Liz Opp at The Good Raised Up recently picked up the thread of my Quaker Pagan identity posts from this month, and used them to reflect on the process of transitioning from one spiritual identity to another. In responding to her post, trying to reflect once again on what it is in Paganism that makes me continue to identify as Pagan as well as Quaker, I think I implied that I do so primarily out of loyalty to Pagans as a people.
I think I implied it because I have wondered it--is this my only real reason for staying?
I don't often write here of my relationships with the gods of Paganism. When I do refer to them, I usually do so in the past tense. Are those relationships, then, a thing of the past tense? Surely the gods should be as important to me as the people of the Pagan community, if I am in fact Pagan.
I don't think I've wanted to let myself think about that one very closely.
Part of the reason, of course, that I do not write much about Pagan gods is that most of my regular worship comes in the context of my Quaker meeting. And, though Peter might disagree, it has not been my experience that Quaker meeting lends itself to communion with the Pagan gods and goddesses. What I experience in Quaker meeting is something different, as a rule.
My most meaningful experiences of Pagan worship have usually taken the form of dreams and trance journeys. Under Peter's influence, I've done trance journey work to a recording of a drum; before I was with Peter, I was as likely to depend on my own breath for the rhythm that would drive my journey. Standard-issue Harneresque stuff, at least in some ways. I won't bore anyone with technique, since I think technique is what matters least.

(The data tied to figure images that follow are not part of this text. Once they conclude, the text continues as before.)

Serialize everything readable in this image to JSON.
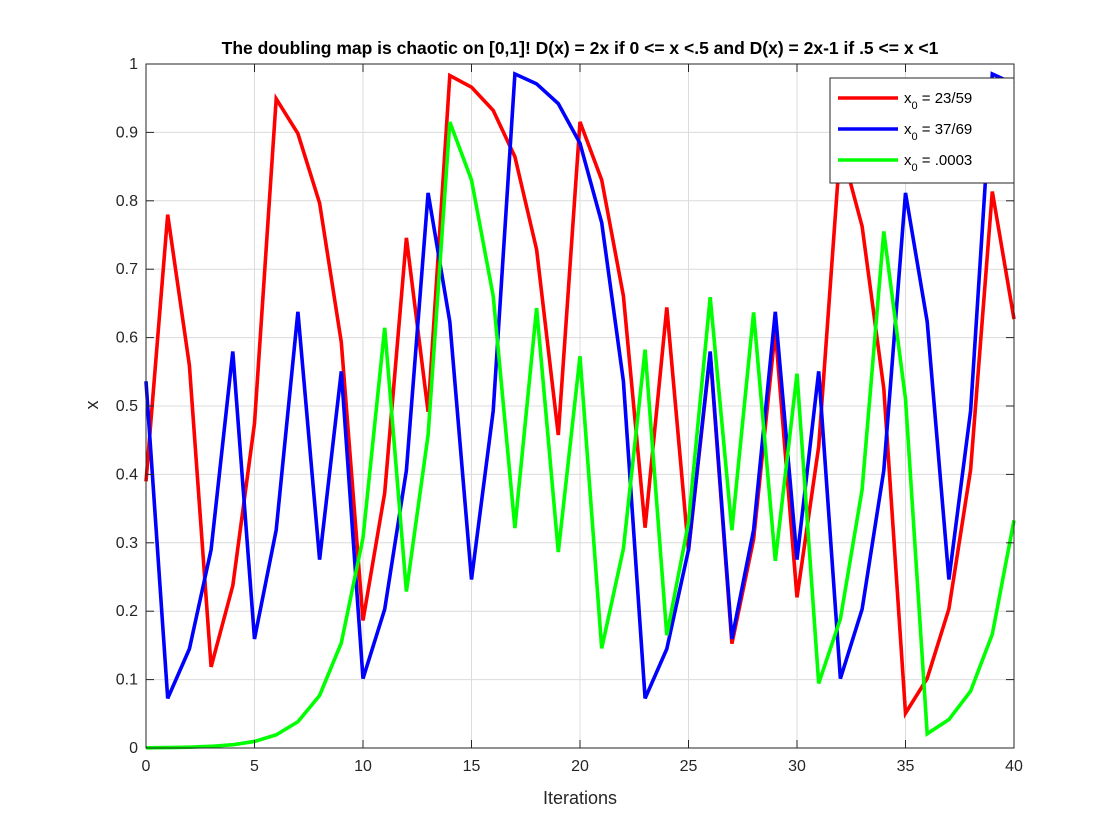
{
  "chart_data": {
    "type": "line",
    "title": "The doubling map is chaotic on [0,1]! D(x) = 2x if 0 <= x <.5 and D(x) = 2x-1 if .5 <= x <1",
    "xlabel": "Iterations",
    "ylabel": "x",
    "xlim": [
      0,
      40
    ],
    "ylim": [
      0,
      1
    ],
    "xticks": [
      "0",
      "5",
      "10",
      "15",
      "20",
      "25",
      "30",
      "35",
      "40"
    ],
    "yticks": [
      "0",
      "0.1",
      "0.2",
      "0.3",
      "0.4",
      "0.5",
      "0.6",
      "0.7",
      "0.8",
      "0.9",
      "1"
    ],
    "grid": true,
    "legend_position": "top-right",
    "x": [
      0,
      1,
      2,
      3,
      4,
      5,
      6,
      7,
      8,
      9,
      10,
      11,
      12,
      13,
      14,
      15,
      16,
      17,
      18,
      19,
      20,
      21,
      22,
      23,
      24,
      25,
      26,
      27,
      28,
      29,
      30,
      31,
      32,
      33,
      34,
      35,
      36,
      37,
      38,
      39,
      40
    ],
    "series": [
      {
        "legend_main": "x",
        "legend_sub": "0",
        "legend_rest": " = 23/59",
        "color": "#ff0000",
        "values": [
          0.3898,
          0.7797,
          0.5593,
          0.1186,
          0.2373,
          0.4746,
          0.9492,
          0.8983,
          0.7966,
          0.5932,
          0.1864,
          0.3729,
          0.7458,
          0.4915,
          0.9831,
          0.9661,
          0.9322,
          0.8644,
          0.7288,
          0.4576,
          0.9153,
          0.8305,
          0.661,
          0.322,
          0.6441,
          0.2881,
          0.5763,
          0.1525,
          0.3051,
          0.6102,
          0.2203,
          0.4407,
          0.8814,
          0.7627,
          0.5254,
          0.0508,
          0.1017,
          0.2034,
          0.4068,
          0.8136,
          0.6271
        ]
      },
      {
        "legend_main": "x",
        "legend_sub": "0",
        "legend_rest": " = 37/69",
        "color": "#0000ff",
        "values": [
          0.5362,
          0.0725,
          0.1449,
          0.2899,
          0.5797,
          0.1594,
          0.3188,
          0.6377,
          0.2754,
          0.5507,
          0.1014,
          0.2029,
          0.4058,
          0.8116,
          0.6232,
          0.2464,
          0.4928,
          0.9855,
          0.971,
          0.942,
          0.8841,
          0.7681,
          0.5362,
          0.0725,
          0.1449,
          0.2899,
          0.5797,
          0.1594,
          0.3188,
          0.6377,
          0.2754,
          0.5507,
          0.1014,
          0.2029,
          0.4058,
          0.8116,
          0.6232,
          0.2464,
          0.4928,
          0.9855,
          0.971
        ]
      },
      {
        "legend_main": "x",
        "legend_sub": "0",
        "legend_rest": " = .0003",
        "color": "#00ff00",
        "values": [
          0.0003,
          0.0006,
          0.0012,
          0.0024,
          0.0048,
          0.0096,
          0.0192,
          0.0384,
          0.0768,
          0.1536,
          0.3072,
          0.6144,
          0.2288,
          0.4576,
          0.9152,
          0.8304,
          0.6608,
          0.3216,
          0.6432,
          0.2864,
          0.5728,
          0.1456,
          0.2912,
          0.5824,
          0.1648,
          0.3296,
          0.6592,
          0.3184,
          0.6368,
          0.2736,
          0.5472,
          0.0944,
          0.1888,
          0.3776,
          0.7552,
          0.5104,
          0.0208,
          0.0416,
          0.0832,
          0.1664,
          0.3328
        ]
      }
    ]
  }
}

But of all the things that have meant something important to me in Paganism, direct encounters with the gods, in the course of dreams or trance work, have been the most important. And every now and then, without trance work, I'll have a sense of one of them--of Rosie, the aspect of the Goddess I relate to most often, or of Herne, horned god of the hunt--close to me. With inward hearing and with inward vision I will glimpse them, and hear what they have to say, in the split second before they are gone.

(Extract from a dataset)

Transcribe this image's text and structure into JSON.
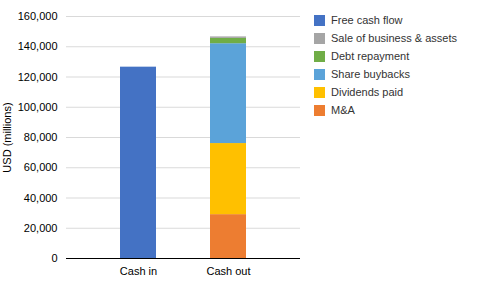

I had one of those flashes today in meeting for worship, and it's comforted me a lot.
Our worship today had a strong universalist thread winding through several messages. J.H. rose at one point, and shared the story of a Friend she knew through her work with the GLBT Affairs committee, whose life had been a ruin of addictions and unhappiness until the day he heard a voice, which said to him something like, "Hi--I'm Jesus. It doesn't have to be like this. Come home." And he did--as he put it, he went into those arms, and he told his hearers, "Don't hold this against me, please. At that point, I needed a god with arms."
J.H. finished her message by reflecting on how often she has needed a god with arms, and sat down.
And right then, I heard a voice in my inward ear, and felt as though Herne were sitting right behind me on the bench. I felt his strong, brown arms enfold me, and I heard his voice say to me, "When you need a god with arms, I will be that god."
I've been struggling with a concern that my time as Herne's daughter was over and done. That perhaps, when I offered him my loyalty and my love so many years ago, he had not accepted it--or that he had passed me along to that Other God that speaks in the silence. And, though I love that Other God, I love Herne, too.
I know that the courage to let go of the familiar--whether it be a spiritual label, a job, a home, or a vision of myself--is one of the things Herne loves about me. This I know: he'd rather see me follow another god than lose that integrity. If that were where the path led, I suspect he would be quite stern with me, in expecting me to follow it. I could not be faithful to him any other way.
But apparently, that is not required, at least for the moment. And now I know this, too: when I need a god with arms, his will be there for me. And that eases my mind.